The grouped orbits of six distant worlds (purple) were invoked as evidence for Planet Nine (orange). But some think that grouping can only be an observational bias.
Caltech / R. Seer (IPAC)
By Daniel Clery
For planetary scientists, it was the boldest assertion in a generation: an invisible extra planet, as much as ten times the mass of Earth, hiding on the edge of the solar system, beyond Neptune. But the allegation seems increasingly shaky after a team of astronomers reported last week that the orbits of a handful of remote boulders were not joined by the severity of ‘Planet Nine’, as its proponents believe, but only grouped because it where telescopes happened to be looking.
Fans of Planet Nine are not back yet, but one skeptic who is not involved in the new work says she is very happy to see it. The astronomer Samantha Lawler of the University of Regina conducted a more uniform analysis than before of the distant rock bodies known as Trans-Neptunian Objects (TNOs). the grouped orbits in computer models with an extra planet.
Mike Brown and Konstantin Batygin of the California Institute of Technology made worldwide headlines in 2016 with their prediction for a distant Planet Nine. They based their conclusion on a study of six TNOs, each smaller than Pluto, in extremely elongated and tilted orbits around the sun. The orbits of these ‘extreme’ TNOs were merged, Brown and Batygin said, because the gravity of Planet Nine pushed them there over billions of years. Several more extreme TNOs discovered since then have also appeared. ‘I would argue that the [Planet 9] data set is pretty good, ”says Batygin.

Planet Nine is said to be nine to five times as massive as Earth, in an orbit far beyond Neptune.
Caltech / R. Seer (IPAC)
However, Lawler and other astronomers were concerned about selection biases. Given how small and dark extreme TNOs are, they are only visible – if at all – during their closest approach to the inner solar system, and often only if they are not observed against the bright background of the Milky Way’s disk. Critics of the Planet Nine allegation said the apparent grouping of the discovered TNOs may have been just because it was where telescopes looked or were the most sensitive. “Every survey has prejudices,” Lawler says. “Some are aware of it, others not.”
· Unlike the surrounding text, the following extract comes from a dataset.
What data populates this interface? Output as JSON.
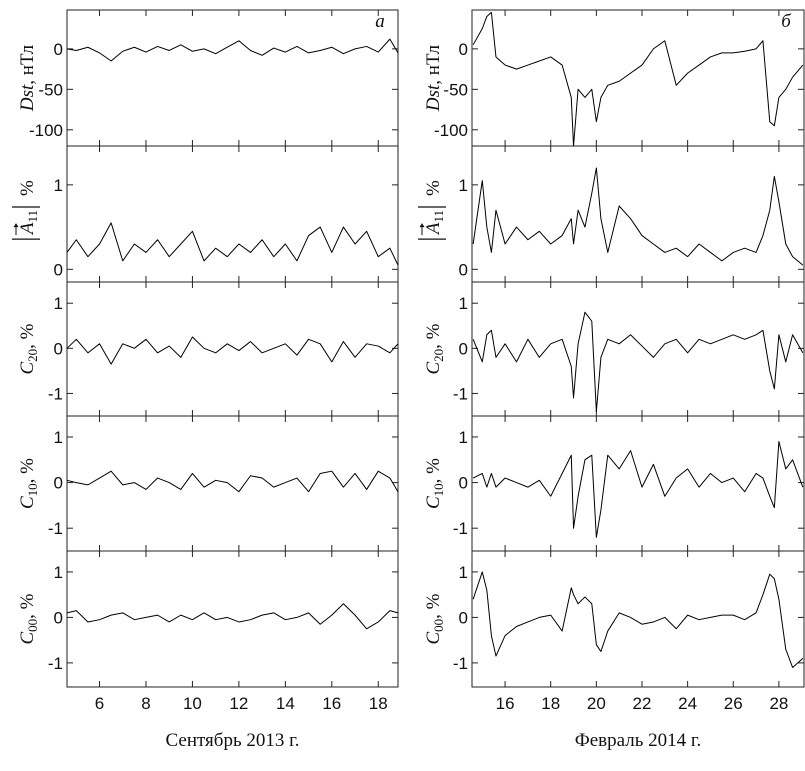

A team led by Kevin Napier of the University of Michigan has decided to test whether the choice of prejudice plays a role. They collected 14 TNOs at similar distances discovered by three different surveys: the Dark Energy Survey (DES) using the Blanco Telescope in Chile, the Outer Solar System Origins Survey on the Canada-France-Hawaii Telescope in Hawaii , and a third carrying a variety of telescopes. All three characterized choice biases well. None of the 14 TNOs were among the original six that Brown and Batygin invoked.
Napier says the team took into account when and where the telescopes showed, and how sensitive they were to faint objects. With the data, the team calculated a “selection function” that differs over the air. And sure enough, the extreme TNOs found by all three of the surveys were in or near areas where the selection function was highest, the team reported on February 11 in an article posted to the arXiv and accepted by Planetary Science Journal. As a result, Napier says, the team could not reject the null hypothesis that the extreme TNOs are uniformly distributed around the solar system, which would rob Planet Nine of the ground evidence. The grouping ‘is a result of where we look and when we look’, he says. “No other model is needed to match the data.”
Batygin does not accept the conclusion. He points out that the DES survey largely looked at the airspace where the TNO group he and Brown identified found more extreme TNOs. It is therefore not logical to exclude clustering, he says. “The more relevant question to ask is: can its analysis distinguish between a grouped and a uniform distribution, and the answer seems to be ‘no’, ‘he says.
Napier acknowledges that it is difficult to draw conclusions from a sample of 14 TNOs. “There’s just so much statistical power you can draw with so few objects,” he says. The matter is unlikely to be resolved, he adds, until the Vera Rubin Observatory – a powerful new telescope built in Chile – begins observing in 2023. The survey will have well-defined selection biases and is likely to detect hundreds of new extreme TNOs. . That, says Napier, “will be like Christmas morning.”